Rules vs. Waveforms: What Works Best for PCB Verification? (.PDF Download)
Hardware designers are feeling the pressure from designs with continually accelerating memory or SERDES protocol links, while facing shrinking margins and unrelenting cost constraints. I believe we have finally reached the point where “sign off” verification is a requirement on these interfaces before going to your first layout.
What is signoff verification? Reviewing your board to see if you match the IC vendor’s product-development guide? Simulating every high-speed net on the board with IBIS models? What about power integrity? IR drop? Decoupling analysis?
As a tool provider, I would say signoff verification encompasses all of the above… but to what extent? You could try and do everything with full 3D extraction, adding detailed package models… does your watch have a third hand for days of the week? Maybe you have had success just doing manual inspection of the layout based on the platform IC vendor’s guidelines (e.g., length matching, impedance, and decoupling requirements).
At Mentor, we sponsor the annual Technology Leadership Awards and get hundreds of boards submitted from around the world, so we get a pretty darn good idea of what’s going on out there.
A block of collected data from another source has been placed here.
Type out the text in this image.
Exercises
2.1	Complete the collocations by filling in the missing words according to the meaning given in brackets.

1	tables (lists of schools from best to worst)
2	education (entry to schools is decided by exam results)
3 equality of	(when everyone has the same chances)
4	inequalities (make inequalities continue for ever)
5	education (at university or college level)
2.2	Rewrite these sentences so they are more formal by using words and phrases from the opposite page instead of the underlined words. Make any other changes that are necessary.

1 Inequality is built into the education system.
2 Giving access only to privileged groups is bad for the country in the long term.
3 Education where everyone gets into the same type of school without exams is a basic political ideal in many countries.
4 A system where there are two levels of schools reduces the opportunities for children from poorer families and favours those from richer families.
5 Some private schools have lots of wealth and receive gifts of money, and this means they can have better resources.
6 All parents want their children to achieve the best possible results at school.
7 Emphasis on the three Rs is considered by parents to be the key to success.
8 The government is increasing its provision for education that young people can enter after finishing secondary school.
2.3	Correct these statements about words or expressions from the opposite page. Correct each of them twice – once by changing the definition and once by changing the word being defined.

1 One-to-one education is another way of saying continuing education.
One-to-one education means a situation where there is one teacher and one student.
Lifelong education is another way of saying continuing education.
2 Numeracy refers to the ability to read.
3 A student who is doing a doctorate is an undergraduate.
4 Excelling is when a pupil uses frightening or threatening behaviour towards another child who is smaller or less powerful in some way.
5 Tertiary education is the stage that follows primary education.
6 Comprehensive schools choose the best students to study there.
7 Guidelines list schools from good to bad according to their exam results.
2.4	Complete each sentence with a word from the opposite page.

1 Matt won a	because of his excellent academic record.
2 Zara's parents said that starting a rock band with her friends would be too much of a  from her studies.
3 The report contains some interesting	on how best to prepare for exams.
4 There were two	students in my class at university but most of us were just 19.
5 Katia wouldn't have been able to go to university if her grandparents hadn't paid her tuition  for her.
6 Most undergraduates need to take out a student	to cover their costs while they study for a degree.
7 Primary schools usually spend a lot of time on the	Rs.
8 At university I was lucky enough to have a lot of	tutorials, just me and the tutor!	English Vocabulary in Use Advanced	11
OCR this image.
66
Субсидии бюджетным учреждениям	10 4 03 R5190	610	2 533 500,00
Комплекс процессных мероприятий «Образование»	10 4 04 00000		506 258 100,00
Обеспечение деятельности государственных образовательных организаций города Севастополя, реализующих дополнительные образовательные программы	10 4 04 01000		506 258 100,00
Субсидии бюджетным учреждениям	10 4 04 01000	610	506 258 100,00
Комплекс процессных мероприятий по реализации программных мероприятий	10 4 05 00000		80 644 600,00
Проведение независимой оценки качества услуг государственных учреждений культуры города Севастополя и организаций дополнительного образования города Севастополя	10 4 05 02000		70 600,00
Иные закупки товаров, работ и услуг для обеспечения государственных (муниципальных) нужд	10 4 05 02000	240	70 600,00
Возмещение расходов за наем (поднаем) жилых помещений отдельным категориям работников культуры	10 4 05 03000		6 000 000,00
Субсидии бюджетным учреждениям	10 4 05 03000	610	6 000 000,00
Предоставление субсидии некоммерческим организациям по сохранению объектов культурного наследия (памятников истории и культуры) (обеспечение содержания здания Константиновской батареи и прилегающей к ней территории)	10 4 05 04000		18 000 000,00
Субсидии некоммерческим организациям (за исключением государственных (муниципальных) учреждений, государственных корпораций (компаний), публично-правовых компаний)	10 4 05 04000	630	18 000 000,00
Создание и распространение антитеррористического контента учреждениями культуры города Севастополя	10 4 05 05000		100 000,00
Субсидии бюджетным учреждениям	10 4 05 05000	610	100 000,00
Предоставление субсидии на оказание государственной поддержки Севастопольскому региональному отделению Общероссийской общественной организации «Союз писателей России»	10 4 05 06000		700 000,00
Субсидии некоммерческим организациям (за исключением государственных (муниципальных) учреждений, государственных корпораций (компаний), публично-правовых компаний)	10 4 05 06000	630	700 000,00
Have you seen how dense some of these boards are becoming? Manual inspection is crazy difficult—error-prone at best.
What’s Your Comfort Level?
How do you triage the board and find out what nets need your attention? Maybe the first question should be, what type of verification are you even comfortable with? Are you a hardware designer? Okay, then you’re comfortable with waveforms, setup-and-hold times, and differential impedance. But maybe you’re not a DDR4 protocol expert and are unfamiliar with write leveling or slew-rate derating tables. Or maybe you understand those, but aren’t comfortable with defining ports to a 3D EM solver. My guess for you: rules and waveforms are both okay.